Cette loi qui permet au pouvoir de légiférer par ordonnances pour une durée indéterminée menace de détruire les derniers ressorts de l’information indépendante, d’autant que la situation était déjà assez critique avant même son adoption : l’accès à l’information était déjà particulièrement difficile pour les journalistes indépendants, privés d’assister à certains évènements, voire interdits de s’adresser aux députés au Parlement. Les perspectives sont d’autant plus sombres que les pleins pouvoirs accordés au Premier ministre se sont doublés d’une campagne de haine. Les médias proches du gouvernement ont appelé à « l’arrestation » des journalistes critiques, qualifiés de « collaborateurs du coronavirus » et de « pauvre idiots ».
BELARUS (153e)
Une répression exacerbée par l’épidémie de Covid-19
Au Bélarus, les journalistes de médias indépendants et blogueurs sont depuis longtemps une cible privilégiée du pouvoir. La crise sanitaire a exacerbé leur répression, comme le montre le cas de Sergueï Satsouk. Célèbre pour ses enquêtes sur le système de santé du pays, ce journaliste d’investigation risque jusqu’à dix ans de prison après avoir écrit, dans son média en ligne Ejednevnik, un éditorial mettant en doute les statistiques officielles sur l’épidémie de coronavirus. Le journaliste critiquait également l’ordre donné par le président Loukachenko de “s’occuper” des médias couvrant l’épidémie, accusés de “semer la panique”.

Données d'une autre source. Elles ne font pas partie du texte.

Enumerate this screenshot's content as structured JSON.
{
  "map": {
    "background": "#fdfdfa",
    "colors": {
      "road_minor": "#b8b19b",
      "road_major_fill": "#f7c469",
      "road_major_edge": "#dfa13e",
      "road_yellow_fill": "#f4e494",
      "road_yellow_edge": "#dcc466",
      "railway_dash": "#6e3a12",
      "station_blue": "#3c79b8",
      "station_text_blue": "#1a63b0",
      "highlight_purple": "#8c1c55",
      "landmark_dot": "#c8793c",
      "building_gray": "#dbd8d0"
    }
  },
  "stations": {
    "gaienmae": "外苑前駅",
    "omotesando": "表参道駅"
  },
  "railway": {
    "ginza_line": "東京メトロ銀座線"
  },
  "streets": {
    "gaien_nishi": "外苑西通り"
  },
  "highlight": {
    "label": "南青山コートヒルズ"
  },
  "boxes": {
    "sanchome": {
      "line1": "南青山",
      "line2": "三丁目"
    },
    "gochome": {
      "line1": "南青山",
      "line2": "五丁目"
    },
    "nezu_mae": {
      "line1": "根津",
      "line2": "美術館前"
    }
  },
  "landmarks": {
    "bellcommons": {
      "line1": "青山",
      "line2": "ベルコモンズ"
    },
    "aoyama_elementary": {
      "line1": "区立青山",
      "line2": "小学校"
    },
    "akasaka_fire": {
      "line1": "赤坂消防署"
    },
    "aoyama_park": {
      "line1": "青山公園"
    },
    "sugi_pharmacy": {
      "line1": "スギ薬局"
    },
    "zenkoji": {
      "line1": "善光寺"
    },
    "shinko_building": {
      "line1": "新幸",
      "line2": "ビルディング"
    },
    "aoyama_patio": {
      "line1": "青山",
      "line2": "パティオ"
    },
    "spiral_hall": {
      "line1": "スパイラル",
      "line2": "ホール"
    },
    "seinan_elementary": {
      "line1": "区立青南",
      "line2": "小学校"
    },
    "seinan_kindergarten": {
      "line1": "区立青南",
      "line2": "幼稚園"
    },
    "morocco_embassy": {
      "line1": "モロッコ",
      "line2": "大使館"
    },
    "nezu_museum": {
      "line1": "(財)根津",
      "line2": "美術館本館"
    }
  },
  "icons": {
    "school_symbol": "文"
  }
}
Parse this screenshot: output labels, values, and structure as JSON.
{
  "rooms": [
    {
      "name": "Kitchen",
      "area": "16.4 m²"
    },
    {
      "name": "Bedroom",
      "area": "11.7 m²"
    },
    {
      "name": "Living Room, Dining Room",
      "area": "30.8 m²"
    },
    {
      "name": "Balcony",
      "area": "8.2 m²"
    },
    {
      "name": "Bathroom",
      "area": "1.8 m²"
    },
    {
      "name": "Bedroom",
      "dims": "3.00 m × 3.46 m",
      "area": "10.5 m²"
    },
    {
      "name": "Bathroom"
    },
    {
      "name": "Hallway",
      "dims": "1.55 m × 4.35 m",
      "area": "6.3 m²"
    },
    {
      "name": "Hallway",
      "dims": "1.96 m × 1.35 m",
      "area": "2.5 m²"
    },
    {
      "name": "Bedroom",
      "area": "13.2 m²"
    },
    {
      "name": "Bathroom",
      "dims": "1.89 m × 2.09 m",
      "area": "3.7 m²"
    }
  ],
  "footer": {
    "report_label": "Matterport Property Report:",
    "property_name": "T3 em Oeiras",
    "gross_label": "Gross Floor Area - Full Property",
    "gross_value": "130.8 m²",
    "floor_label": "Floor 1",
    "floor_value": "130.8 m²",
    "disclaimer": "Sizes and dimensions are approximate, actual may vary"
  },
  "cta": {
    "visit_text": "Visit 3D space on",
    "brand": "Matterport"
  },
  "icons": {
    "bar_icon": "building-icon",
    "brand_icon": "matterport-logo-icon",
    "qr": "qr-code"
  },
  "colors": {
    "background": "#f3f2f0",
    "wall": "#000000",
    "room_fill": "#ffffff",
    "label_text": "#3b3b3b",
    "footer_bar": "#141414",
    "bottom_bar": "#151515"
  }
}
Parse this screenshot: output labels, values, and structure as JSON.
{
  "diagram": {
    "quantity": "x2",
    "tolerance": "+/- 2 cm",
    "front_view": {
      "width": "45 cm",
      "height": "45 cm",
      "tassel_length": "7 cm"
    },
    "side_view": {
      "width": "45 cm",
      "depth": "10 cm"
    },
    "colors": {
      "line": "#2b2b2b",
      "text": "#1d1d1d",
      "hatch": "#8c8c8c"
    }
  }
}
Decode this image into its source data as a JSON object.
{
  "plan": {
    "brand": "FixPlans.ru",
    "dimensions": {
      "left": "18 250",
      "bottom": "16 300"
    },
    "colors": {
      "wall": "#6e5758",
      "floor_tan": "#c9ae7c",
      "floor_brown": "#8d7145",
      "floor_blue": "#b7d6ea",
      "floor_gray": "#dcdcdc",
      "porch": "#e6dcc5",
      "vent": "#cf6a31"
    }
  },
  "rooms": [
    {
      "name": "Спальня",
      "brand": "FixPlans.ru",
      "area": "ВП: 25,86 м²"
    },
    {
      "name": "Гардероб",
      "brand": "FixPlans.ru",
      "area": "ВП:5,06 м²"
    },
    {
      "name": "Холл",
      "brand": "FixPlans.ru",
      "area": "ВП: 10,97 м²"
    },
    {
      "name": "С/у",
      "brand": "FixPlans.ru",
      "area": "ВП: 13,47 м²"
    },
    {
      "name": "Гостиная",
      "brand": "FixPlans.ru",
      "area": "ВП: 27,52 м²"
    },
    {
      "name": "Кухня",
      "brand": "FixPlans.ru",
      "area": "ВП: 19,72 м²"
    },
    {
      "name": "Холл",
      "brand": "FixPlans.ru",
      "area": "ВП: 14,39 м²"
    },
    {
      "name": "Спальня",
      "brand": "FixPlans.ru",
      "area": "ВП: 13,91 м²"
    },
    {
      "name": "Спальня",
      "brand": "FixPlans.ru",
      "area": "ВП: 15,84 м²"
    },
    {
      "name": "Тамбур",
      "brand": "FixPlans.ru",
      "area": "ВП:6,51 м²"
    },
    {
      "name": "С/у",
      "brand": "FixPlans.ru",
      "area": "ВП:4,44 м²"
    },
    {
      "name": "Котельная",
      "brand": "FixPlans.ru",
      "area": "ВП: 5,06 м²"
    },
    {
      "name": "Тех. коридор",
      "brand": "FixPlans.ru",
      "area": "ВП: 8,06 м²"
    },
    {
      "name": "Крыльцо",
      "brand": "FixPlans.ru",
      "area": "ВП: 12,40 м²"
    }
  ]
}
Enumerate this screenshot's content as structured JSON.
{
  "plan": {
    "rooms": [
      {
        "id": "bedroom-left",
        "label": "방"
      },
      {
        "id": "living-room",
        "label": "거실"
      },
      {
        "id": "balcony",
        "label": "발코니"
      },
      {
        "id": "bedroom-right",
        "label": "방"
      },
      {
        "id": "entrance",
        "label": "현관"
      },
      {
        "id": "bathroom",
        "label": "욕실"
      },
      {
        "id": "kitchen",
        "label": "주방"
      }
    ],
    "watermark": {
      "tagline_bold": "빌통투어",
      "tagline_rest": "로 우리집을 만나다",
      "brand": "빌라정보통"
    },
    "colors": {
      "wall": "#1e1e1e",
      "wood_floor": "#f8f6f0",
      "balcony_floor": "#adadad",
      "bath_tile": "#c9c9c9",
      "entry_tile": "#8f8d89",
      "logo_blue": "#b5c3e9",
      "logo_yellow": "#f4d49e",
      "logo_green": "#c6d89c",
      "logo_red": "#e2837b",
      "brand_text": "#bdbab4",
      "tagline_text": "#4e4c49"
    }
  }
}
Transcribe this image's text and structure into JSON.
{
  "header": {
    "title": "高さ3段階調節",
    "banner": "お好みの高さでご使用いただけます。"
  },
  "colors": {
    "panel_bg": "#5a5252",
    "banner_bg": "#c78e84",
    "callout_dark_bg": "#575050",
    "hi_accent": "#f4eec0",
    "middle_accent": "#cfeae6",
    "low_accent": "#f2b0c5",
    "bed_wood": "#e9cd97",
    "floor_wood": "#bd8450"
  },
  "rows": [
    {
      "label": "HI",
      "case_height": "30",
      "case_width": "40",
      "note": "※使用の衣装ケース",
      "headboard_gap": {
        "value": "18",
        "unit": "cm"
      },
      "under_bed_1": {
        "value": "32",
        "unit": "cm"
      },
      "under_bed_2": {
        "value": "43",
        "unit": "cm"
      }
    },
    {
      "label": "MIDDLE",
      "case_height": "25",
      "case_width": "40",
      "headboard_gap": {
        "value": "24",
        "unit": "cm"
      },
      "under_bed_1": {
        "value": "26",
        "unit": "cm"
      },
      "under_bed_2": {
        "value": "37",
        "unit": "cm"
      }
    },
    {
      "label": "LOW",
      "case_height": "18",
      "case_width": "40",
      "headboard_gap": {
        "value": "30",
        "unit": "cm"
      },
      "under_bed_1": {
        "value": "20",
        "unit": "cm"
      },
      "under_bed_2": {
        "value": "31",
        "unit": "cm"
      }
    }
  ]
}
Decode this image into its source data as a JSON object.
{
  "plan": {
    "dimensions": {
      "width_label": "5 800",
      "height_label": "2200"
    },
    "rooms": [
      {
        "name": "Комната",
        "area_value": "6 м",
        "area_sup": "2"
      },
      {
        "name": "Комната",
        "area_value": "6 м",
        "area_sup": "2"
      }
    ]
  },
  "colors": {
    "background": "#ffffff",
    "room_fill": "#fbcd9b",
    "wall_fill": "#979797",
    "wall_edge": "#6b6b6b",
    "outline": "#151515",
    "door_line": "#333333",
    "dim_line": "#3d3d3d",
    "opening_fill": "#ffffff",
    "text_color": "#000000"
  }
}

Les journalistes biélorusses se heurtent par ailleurs à un manque de transparence accru des institutions depuis le début de l’épidémie. Le ministère de la Santé, qui se montre désormais réticent à répondre aux questions des journalistes, ne fournit pas de bilan régulier des cas de Covid-19. Ce silence favorise la propagation des rumeurs. D’autant que le président lui-même contribue à la désinformation : “Le tracteur guérira tout le monde”, a-t-il affirmé le 16 mars en référence au travail supposé sain dans les champs à la campagne, niant la dangerosité du coronavirus. Dans le même discours, il conseille de boire de la vodka ou encore d’aller au sauna pour “tuer le virus”.